Из консультаций для приемных родителей С. стало известно, что недифференцированное, связанное с убеганием поведенческое проявление привязанности совершенно исчезло, и девочка сформировала с ними очень стабильные отношения привязанности.
Хотя поведение С. можно было объяснить и понять с точки зрения поведенческой терапии, соответствующие меры по модификации поведения в ее лечении не увенчались успехом. Ориентация на надежную базу позволила добиться изменений во взглядах, в установках и в поведении сотрудников воспитательного учреждения. Благодаря этому и сотрудничеству с управлением по делам молодежи открылась перспектива передать С. приемным родителям, с которыми у нее должны были установиться стабильные отношения привязанности. Правда, без консультаций для приемных родителей и без предоставления им соответствующей информации о теории привязанности, а также без разъяснения им особенностей поведения девочки еще до начала их отношений, они вряд ли справились с вполне вероятными осложнениями, что могло бы быстро привести к разрыву этих отношений.
Можно предположить, что недифференцированные отношения привязанности служили для защиты от работы скорби после травматической потери родителей.

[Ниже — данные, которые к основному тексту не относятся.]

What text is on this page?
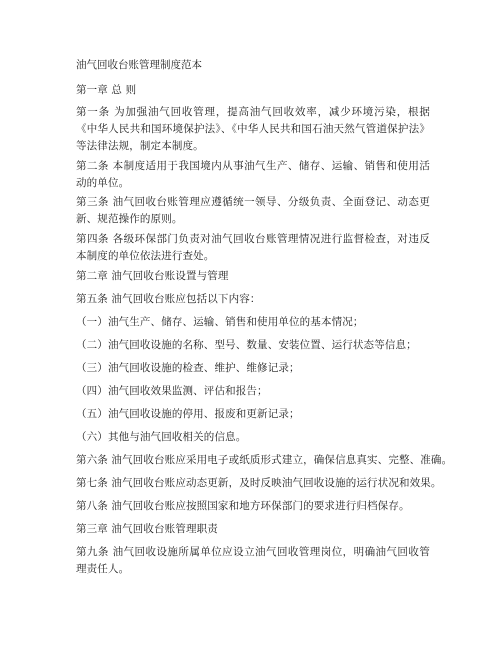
油气回收台账管理制度范本
第一章 总 则
第一条 为加强油气回收管理，提高油气回收效率，减少环境污染，根据《中华人民共和国环境保护法》、《中华人民共和国石油天然气管道保护法》等法律法规，制定本制度。
第二条 本制度适用于我国境内从事油气生产、储存、运输、销售和使用活动的单位。
第三条 油气回收台账管理应遵循统一领导、分级负责、全面登记、动态更新、规范操作的原则。
第四条 各级环保部门负责对油气回收台账管理情况进行监督检查，对违反本制度的单位依法进行查处。
第二章 油气回收台账设置与管理
第五条 油气回收台账应包括以下内容：
（一）油气生产、储存、运输、销售和使用单位的基本情况；
（二）油气回收设施的名称、型号、数量、安装位置、运行状态等信息；
（三）油气回收设施的检查、维护、维修记录；
（四）油气回收效果监测、评估和报告；
（五）油气回收设施的停用、报废和更新记录；
（六）其他与油气回收相关的信息。
第六条 油气回收台账应采用电子或纸质形式建立，确保信息真实、完整、准确。
第七条 油气回收台账应动态更新，及时反映油气回收设施的运行状况和效果。
第八条 油气回收台账应按照国家和地方环保部门的要求进行归档保存。
第三章 油气回收台账管理职责
第九条 油气回收设施所属单位应设立油气回收管理岗位，明确油气回收管理责任人。
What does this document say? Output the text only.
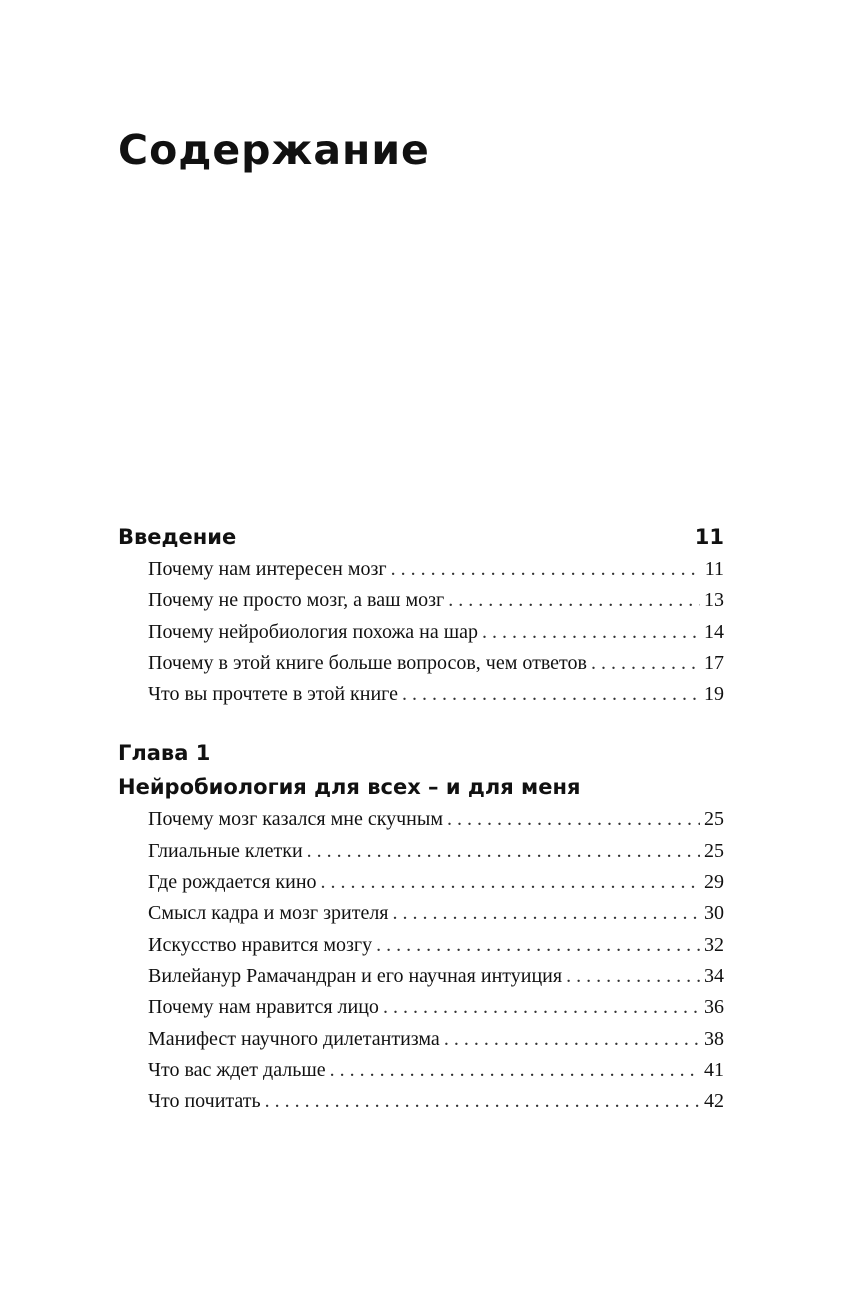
Содержание
Введение	11
Почему нам интересен мозг . . .	11
Почему не просто мозг, а ваш мозг . . .	13
Почему нейробиология похожа на шар . . .	14
Почему в этой книге больше вопросов, чем ответов . . .	17
Что вы прочтете в этой книге . . .	19
Глава 1
Нейробиология для всех – и для меня
Почему мозг казался мне скучным . . .	25
Глиальные клетки . . .	25
Где рождается кино . . .	29
Смысл кадра и мозг зрителя . . .	30
Искусство нравится мозгу . . .	32
Вилейанур Рамачандран и его научная интуиция . . .	34
Почему нам нравится лицо . . .	36
Манифест научного дилетантизма . . .	38
Что вас ждет дальше . . .	41
Что почитать . . .	42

По этой причине приемным родителям было рекомендовано не терять из виду, что имеется также возможность терапевтического лечения ребенка в связи с нанесенной ей войной травмы.
Персонал амбулатории при детской хирургической больнице замечает, что медицинская карта четырехлетнего Ф. за последние два года достигла удивительно больших размеров. Врачи и медсестры очень хорошо знают этого мальчика (он у них уже чуть ли не «постоянный клиент») и приветствуют его, когда родители приводят его с очередными телесными повреждениями.

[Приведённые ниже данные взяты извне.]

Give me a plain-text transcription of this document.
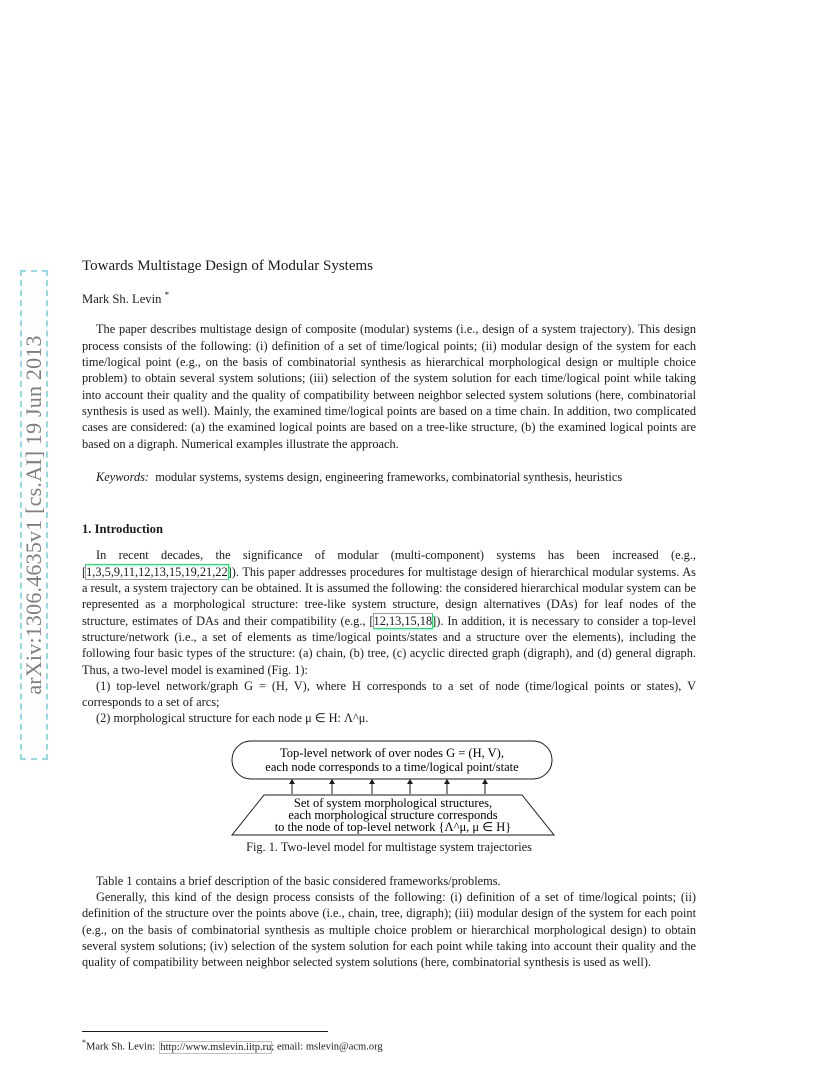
arXiv:1306.4635v1 [cs.AI] 19 Jun 2013
Towards Multistage Design of Modular Systems
Mark Sh. Levin *

The paper describes multistage design of composite (modular) systems (i.e., design of a system trajectory). This design process consists of the following: (i) definition of a set of time/logical points; (ii) modular design of the system for each time/logical point (e.g., on the basis of combinatorial synthesis as hierarchical morphological design or multiple choice problem) to obtain several system solutions; (iii) selection of the system solution for each time/logical point while taking into account their quality and the quality of compatibility between neighbor selected system solutions (here, combinatorial synthesis is used as well). Mainly, the examined time/logical points are based on a time chain. In addition, two complicated cases are considered: (a) the examined logical points are based on a tree-like structure, (b) the examined logical points are based on a digraph. Numerical examples illustrate the approach.

Keywords: modular systems, systems design, engineering frameworks, combinatorial synthesis, heuristics

1. Introduction

In recent decades, the significance of modular (multi-component) systems has been increased (e.g., [1,3,5,9,11,12,13,15,19,21,22]). This paper addresses procedures for multistage design of hierarchical modular systems. As a result, a system trajectory can be obtained. It is assumed the following: the considered hierarchical modular system can be represented as a morphological structure: tree-like system structure, design alternatives (DAs) for leaf nodes of the structure, estimates of DAs and their compatibility (e.g., [12,13,15,18]). In addition, it is necessary to consider a top-level structure/network (i.e., a set of elements as time/logical points/states and a structure over the elements), including the following four basic types of the structure: (a) chain, (b) tree, (c) acyclic directed graph (digraph), and (d) general digraph. Thus, a two-level model is examined (Fig. 1):

(1) top-level network/graph G = (H, V), where H corresponds to a set of node (time/logical points or states), V corresponds to a set of arcs;

(2) morphological structure for each node μ ∈ H: Λ^μ.

Top-level network of over nodes G = (H, V),
each node corresponds to a time/logical point/state
Set of system morphological structures,
each morphological structure corresponds
to the node of top-level network {Λ^μ, μ ∈ H}
Fig. 1. Two-level model for multistage system trajectories

Table 1 contains a brief description of the basic considered frameworks/problems.

Generally, this kind of the design process consists of the following: (i) definition of a set of time/logical points; (ii) definition of the structure over the points above (i.e., chain, tree, digraph); (iii) modular design of the system for each point (e.g., on the basis of combinatorial synthesis as multiple choice problem or hierarchical morphological design) to obtain several system solutions; (iv) selection of the system solution for each point while taking into account their quality and the quality of compatibility between neighbor selected system solutions (here, combinatorial synthesis is used as well).

*Mark Sh. Levin: http://www.mslevin.iitp.ru; email: mslevin@acm.org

Причиной обращений за помощью и лечением были несчастные случаи и раны, которые часто бывали гораздо серьезнее, чем просто ссадины, порезы или ушибы. Несколько раз из-за черепно-мозговых травм с сотрясением мозга мальчику требовалось уже лечение в стационаре.
Мне самому об этом мальчике сообщил врач амбулаторного отделения больницы, пригласивший меня на консилиум. Коллега в нерешительности и с сомнением спрашивает, можно ли такое поведение считать «нормальным», или уже нужно «бить тревогу», и показано ли ребенку психотерапевтическое лечение. Врачу бросилось в глаза, что мальчик, несмотря на свои все новые и новые раны и травмы, а также на болезненные лечебные процедуры, ведет себя в амбулатории приветливо и проявляет радость. Это совершенно расходится с поведением других четырехлетних детей, которые при повторных обращениях уже у входной двери амбулатории реагируют плачем и протестом, вспоминая о прежнем лечении.
Из собранного коллегой социального анамнеза я узнал, что оба родителя Ф. работают. Трое их детей в возрасте 4, 8 и 12 лет по многу часов в день бывают дома одни на попечении двенадцатилетней сестры Ф. Хотя мальчик внешне не выглядел заброшенным, все-таки имелись основания предположить, что он обделен вниманием и ему не хватает сочувствия и заботы. Своим рискованным игровым поведением Ф. наносил себе травмы преимущественно в вечерние часы, когда его уставшие отец и мать приходили домой с работы, – таким способом ребенок сразу привлекал внимание и сочувствие родителей.